God, I miss Walt Kelly.

6 comments… add one
  • TarsTarkas Link

    My understanding of the Russian-Georgian conflict is that the Russians were supporting Abkhazian secession from Georgia in order to weaken Georgia, Georgia responded with force to retain Abkhazia, Russian counter-responded with force and won.

    The Han have never experienced any sort of representative government (RG) in their history, unless you consider the chaotic Republican Era (1911-1949) as such, which I don’t. So it’s no surprise that the current Empire isn’t democratic, much less representative. Tyranny is what they are familiar with. Ditto the Russians, whose two brief periods of RG (Kerensky and Yeltsin eras) were catastrophically bloody and chaotic and incredibly corrupt respectively. Japan and Germany were able to successfully de-tyrannize after WWII because both had experienced considerable stretches of more or less RG in their recent history. The only current tyranny-to-RG operations, Iraq and Afghanistan, are best is ongoing projects only kept going by US taxpayers. If the ayatollah regime collapses, I don’t see us getting out of either of them anytime soon, unfortunately.
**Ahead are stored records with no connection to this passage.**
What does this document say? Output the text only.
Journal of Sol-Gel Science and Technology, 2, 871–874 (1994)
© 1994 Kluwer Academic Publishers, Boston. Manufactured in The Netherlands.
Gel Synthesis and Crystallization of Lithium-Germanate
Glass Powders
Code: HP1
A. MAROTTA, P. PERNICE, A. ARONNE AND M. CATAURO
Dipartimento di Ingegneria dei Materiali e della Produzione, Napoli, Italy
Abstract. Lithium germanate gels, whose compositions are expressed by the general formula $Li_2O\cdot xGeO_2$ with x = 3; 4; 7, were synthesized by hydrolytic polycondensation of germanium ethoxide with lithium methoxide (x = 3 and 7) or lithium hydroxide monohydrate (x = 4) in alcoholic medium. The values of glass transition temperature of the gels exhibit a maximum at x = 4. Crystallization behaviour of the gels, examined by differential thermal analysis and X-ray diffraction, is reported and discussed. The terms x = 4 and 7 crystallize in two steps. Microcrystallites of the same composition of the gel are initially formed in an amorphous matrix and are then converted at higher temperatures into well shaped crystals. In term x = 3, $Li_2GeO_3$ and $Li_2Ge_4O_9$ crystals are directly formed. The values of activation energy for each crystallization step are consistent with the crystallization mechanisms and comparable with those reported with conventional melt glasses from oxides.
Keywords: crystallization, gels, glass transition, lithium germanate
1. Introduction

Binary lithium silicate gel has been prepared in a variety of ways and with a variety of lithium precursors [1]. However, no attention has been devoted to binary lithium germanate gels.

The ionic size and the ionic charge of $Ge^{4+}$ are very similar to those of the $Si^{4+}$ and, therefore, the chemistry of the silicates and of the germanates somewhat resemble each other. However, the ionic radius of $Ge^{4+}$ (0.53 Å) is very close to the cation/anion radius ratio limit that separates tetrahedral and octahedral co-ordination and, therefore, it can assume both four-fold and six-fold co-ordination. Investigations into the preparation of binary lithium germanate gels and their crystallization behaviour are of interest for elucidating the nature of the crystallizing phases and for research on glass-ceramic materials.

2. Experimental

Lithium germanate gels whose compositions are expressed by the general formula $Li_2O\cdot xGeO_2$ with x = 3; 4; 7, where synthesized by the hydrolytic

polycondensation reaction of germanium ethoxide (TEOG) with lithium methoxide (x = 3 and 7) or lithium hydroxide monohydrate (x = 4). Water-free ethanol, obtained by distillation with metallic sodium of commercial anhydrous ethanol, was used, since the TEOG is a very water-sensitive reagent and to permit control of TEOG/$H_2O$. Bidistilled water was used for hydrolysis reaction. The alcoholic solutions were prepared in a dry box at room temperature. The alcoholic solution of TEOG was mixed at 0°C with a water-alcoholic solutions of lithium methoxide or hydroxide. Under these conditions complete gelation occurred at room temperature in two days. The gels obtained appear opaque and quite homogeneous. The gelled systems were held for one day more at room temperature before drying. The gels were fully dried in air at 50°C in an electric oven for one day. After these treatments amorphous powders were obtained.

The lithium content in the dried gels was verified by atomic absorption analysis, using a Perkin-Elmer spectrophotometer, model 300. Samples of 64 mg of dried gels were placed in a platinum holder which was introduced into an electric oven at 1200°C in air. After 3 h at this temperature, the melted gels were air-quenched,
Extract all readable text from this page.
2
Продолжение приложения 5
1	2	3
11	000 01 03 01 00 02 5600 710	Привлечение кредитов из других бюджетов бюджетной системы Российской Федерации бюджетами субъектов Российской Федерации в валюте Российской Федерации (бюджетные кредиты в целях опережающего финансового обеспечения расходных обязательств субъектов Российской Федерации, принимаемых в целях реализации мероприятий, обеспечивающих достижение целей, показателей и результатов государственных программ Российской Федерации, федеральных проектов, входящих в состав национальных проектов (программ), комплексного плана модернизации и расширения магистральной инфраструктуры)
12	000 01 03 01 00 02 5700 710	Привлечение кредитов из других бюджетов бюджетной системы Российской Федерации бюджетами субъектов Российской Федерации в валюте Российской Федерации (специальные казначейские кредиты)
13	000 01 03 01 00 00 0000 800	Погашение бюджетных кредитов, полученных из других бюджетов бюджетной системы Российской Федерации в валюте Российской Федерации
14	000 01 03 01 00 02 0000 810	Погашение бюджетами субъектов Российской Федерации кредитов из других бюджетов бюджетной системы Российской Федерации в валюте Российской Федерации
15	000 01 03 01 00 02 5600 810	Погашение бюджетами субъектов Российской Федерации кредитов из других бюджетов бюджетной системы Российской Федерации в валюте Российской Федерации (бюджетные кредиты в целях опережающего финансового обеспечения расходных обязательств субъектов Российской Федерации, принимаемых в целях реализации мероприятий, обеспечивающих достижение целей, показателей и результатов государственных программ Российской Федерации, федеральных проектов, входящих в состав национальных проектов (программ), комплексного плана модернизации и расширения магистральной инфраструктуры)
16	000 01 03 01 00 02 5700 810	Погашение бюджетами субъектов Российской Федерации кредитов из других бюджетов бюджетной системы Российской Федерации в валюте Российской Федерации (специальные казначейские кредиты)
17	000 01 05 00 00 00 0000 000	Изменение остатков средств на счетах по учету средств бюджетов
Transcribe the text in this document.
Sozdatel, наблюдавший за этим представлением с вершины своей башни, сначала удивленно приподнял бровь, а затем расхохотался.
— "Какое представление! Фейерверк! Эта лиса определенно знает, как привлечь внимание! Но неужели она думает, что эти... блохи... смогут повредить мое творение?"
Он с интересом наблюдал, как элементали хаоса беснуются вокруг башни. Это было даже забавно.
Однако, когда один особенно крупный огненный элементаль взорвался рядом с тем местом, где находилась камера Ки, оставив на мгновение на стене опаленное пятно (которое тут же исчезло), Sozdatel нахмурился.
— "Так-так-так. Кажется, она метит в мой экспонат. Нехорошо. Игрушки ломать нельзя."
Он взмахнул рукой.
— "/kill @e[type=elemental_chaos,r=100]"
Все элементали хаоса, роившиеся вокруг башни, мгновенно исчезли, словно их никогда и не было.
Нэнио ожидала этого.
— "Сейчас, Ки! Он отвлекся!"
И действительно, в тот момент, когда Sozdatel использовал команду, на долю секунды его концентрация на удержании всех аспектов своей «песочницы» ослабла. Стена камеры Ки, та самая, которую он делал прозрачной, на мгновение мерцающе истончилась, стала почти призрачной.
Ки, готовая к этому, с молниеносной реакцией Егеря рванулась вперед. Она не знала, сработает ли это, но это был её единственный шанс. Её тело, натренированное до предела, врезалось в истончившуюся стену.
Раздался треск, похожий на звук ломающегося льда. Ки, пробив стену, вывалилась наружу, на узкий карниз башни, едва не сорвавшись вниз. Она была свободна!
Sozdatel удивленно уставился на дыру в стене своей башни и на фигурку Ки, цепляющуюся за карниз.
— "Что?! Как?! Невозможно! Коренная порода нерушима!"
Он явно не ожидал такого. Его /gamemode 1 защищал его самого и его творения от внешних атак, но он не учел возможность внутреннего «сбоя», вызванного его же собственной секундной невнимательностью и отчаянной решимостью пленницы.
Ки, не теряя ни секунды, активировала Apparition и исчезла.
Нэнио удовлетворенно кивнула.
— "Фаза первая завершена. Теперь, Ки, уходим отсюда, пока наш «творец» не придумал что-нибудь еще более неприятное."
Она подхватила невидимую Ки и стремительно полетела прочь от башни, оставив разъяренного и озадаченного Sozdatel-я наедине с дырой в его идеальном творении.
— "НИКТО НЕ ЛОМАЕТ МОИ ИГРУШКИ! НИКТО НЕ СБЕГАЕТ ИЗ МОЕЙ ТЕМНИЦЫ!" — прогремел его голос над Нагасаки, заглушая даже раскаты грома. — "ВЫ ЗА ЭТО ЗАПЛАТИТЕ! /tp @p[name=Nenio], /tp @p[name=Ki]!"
    Wilson’s make-the-world-safe-for-democracy program is now over a hundred years old and has not aged well. Generally speaking it’s been a chicken-and-egg scenario; those countries with RG retain it because they’ve had it, those who haven’t had it don’t keep it for long when they get it, even less so when it’s forcibly imposed.

  • Japan and Germany were able to successfully de-tyrannize after WWII because both had experienced considerable stretches of more or less RG in their recent history.

    I disagree with that interpretation. Japan and Germany were able to change rapidly after WWII because both are very disciplined, consensus-based societies. Russia, on the other hand, is a shambles. It has always been a shambles. I agree with your interpretation of China. Not only is autocracy what they’re used to, they’re accustomed to oligarchy which is what they’ve got. I expect there is pushback, invisible to us, from Xi’s trying to concentrate power in his own hands.

  • CuriousOnlooker Link

    I confess surprise at such generalities.

    A counter-example is Taiwan, a Chinese- speaking society that by most measures is a successful democracy.

  • I know practically nothing about Taiwan’s history. Is it possible that ongoing friendly relations with the U. S. over a period of 80 years and during America’s period of greatest strength has had an influence on its development? That it is also much, much smaller than the Chinese mainland might have something to do with the differences, too.

  • Grey Shambler Link

    If you are right about human nature, Dave and I think you are, then where do we find national leaders who will shake off that fantasy?
    Trump has made a start, his interest in the matter being only about money. (Why let the Chinese rob us blind?) But we need to face the fact that the Chinese will never, ever, see human rights the way we do. Prison labor on a vast scale and living organ donors are only the tip of the iceberg. When food is scarce Chinese people swap children with their neighbors so neither will feel guilty about eating them.

  • I cannot distinguish between actual, present or historical, systematic practice of cannibalism by the Chinese and anti-Chinese slanders. From what I know of the evidence there is probably some of both. As should be needless to say it is controversial.

    I will go so far as to say that China is culturally different from the United States and Europe and there is a lot more difference between China and Russia than there is between the United States and Russia.